ここまで来るとやはり、思い出さずにいられないのは Google のことだ。Google検索エンジンが浮き彫りにしたウェブの構造はまさしく「情報の自律的な秩序」ではないのか?essa さんは、「公」というものを制御不能であるけど善なるものとして認識するの中で、Google が人間のありとあらゆる活動を検索=監視可能にすることによって、「私的領域の論理、利害によって動く組織が公的空間を支配する」時代が訪れつつあると述べる。たとえ Google 一企業を罰しても、技術的な構造上、第2、第3の Google が現れるだけで、公的空間の拡大という流れは止めようがない。このことを「制御不能な善である『公』」と表現している。まさしくこの「制御不能な善である『公』」こそ、「情報の充実身体」であり「管理型権力」なのだろう。

資本主義社会において、資本こそが充実身体であり、欲望する諸機械はそれに従属するせよ反発するにせよ、資本を中心に動作する。そこで民族国家は、封建領主よりさらに強大な軍事力・経済力をもっていたとしても、あくまでも資本に従属し奉仕する存在に過ぎず、古きよき封建領主に似せた擬古的な存在である。その重要性は資本に比べて二次的なものにすぎない。この類比が、情報主義社会に適用できるとすれば、欲望する諸機械は、情報を中心に動作し、資本の重要性は情報に比べて二次的なものになる。この結論は、今日起きつつある現実と符合しているように見える。たとえばコンピュータの価格を見てみよう。いまや強力な PC がわずか数万円という安価で入手できる。このペースで技術進歩が進めば、いまの電卓並の価格で手に入れることができるようになる日を遠くないだろう。過去の趨勢が続けば、ネットワークの帯域あたりの価格も大幅に下落することが予想できる。
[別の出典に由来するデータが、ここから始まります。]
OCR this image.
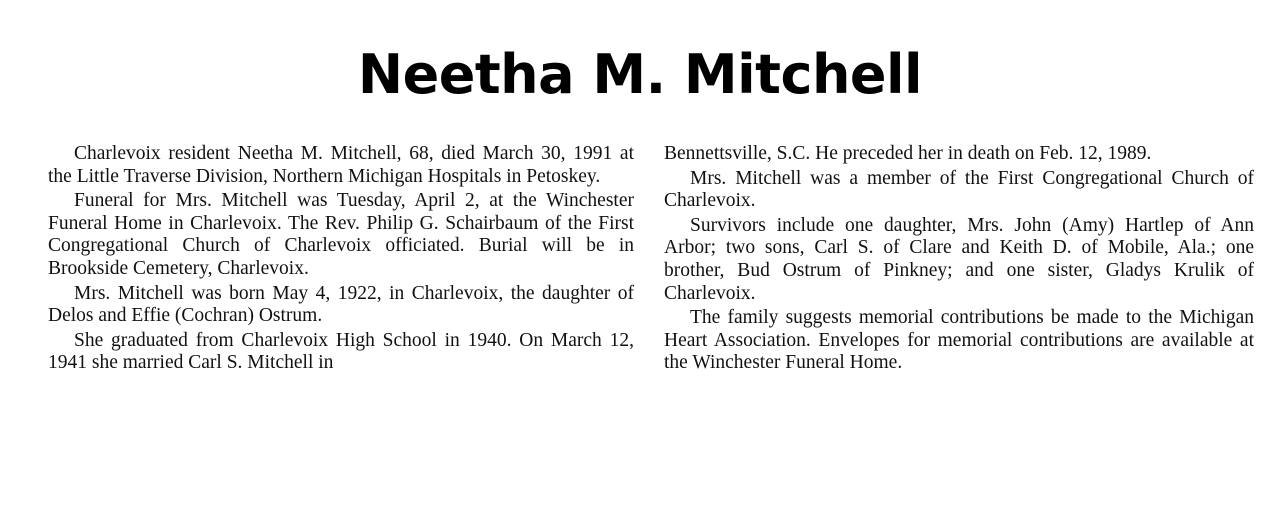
Neetha M. Mitchell

Charlevoix resident Neetha M. Mitchell, 68, died March 30, 1991 at the Little Traverse Division, Northern Michigan Hospitals in Petoskey.

Funeral for Mrs. Mitchell was Tuesday, April 2, at the Winchester Funeral Home in Charlevoix. The Rev. Philip G. Schairbaum of the First Congregational Church of Charlevoix officiated. Burial will be in Brookside Cemetery, Charlevoix.

Mrs. Mitchell was born May 4, 1922, in Charlevoix, the daughter of Delos and Effie (Cochran) Ostrum.

She graduated from Charlevoix High School in 1940. On March 12, 1941 she married Carl S. Mitchell in

Bennettsville, S.C. He preceded her in death on Feb. 12, 1989.

Mrs. Mitchell was a member of the First Congregational Church of Charlevoix.

Survivors include one daughter, Mrs. John (Amy) Hartlep of Ann Arbor; two sons, Carl S. of Clare and Keith D. of Mobile, Ala.; one brother, Bud Ostrum of Pinkney; and one sister, Gladys Krulik of Charlevoix.

The family suggests memorial contributions be made to the Michigan Heart Association. Envelopes for memorial contributions are available at the Winchester Funeral Home.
PC と高速ネットワークと安価なデジタルデバイス(カメラやマイクやその他もろもろ)を手にした才能のある個人には、あらゆる創作活動が可能になる。独創的な作品は、社会に途方もない新しい価値を付け加える可能性がある。しかし、ここで希少なのは個人の才能であって、資本ではない。製造業では、付加価値の創造において、常に資本が中心的な役割を果たすのと鮮やかな対比をなす。

かくして「ウェブは資本主義を超える」のである。

こうやって考えてきたことは、あくまでも私個人の妄想であり、ドゥルーズを誤読しているのかもしれない。まあ、それでもいいのだろう。ドゥルーズもこんなふうに言ってくれているのだから。

私たちは『アンチ・オイディプス』にも同じことが当てはまると考えています。問題はこの本が機能するのかどうか、機能するとしたらどんなふうに機能するのか、そして誰のために機能するのかということを知るところにあるからです。本自体が機械になっているわけですからね。『アンチ・オイディプス』を何度も読みなおすのではなく、『アンチ・オイディプス』とは違うことをおこなうべきなのです。(p51)

P.S.
封建主義と対応するのは専制君主機械だ。それにしてもアンチ・オイディプスは難しい。私の文章は間違いだらけなので、適当に流してください。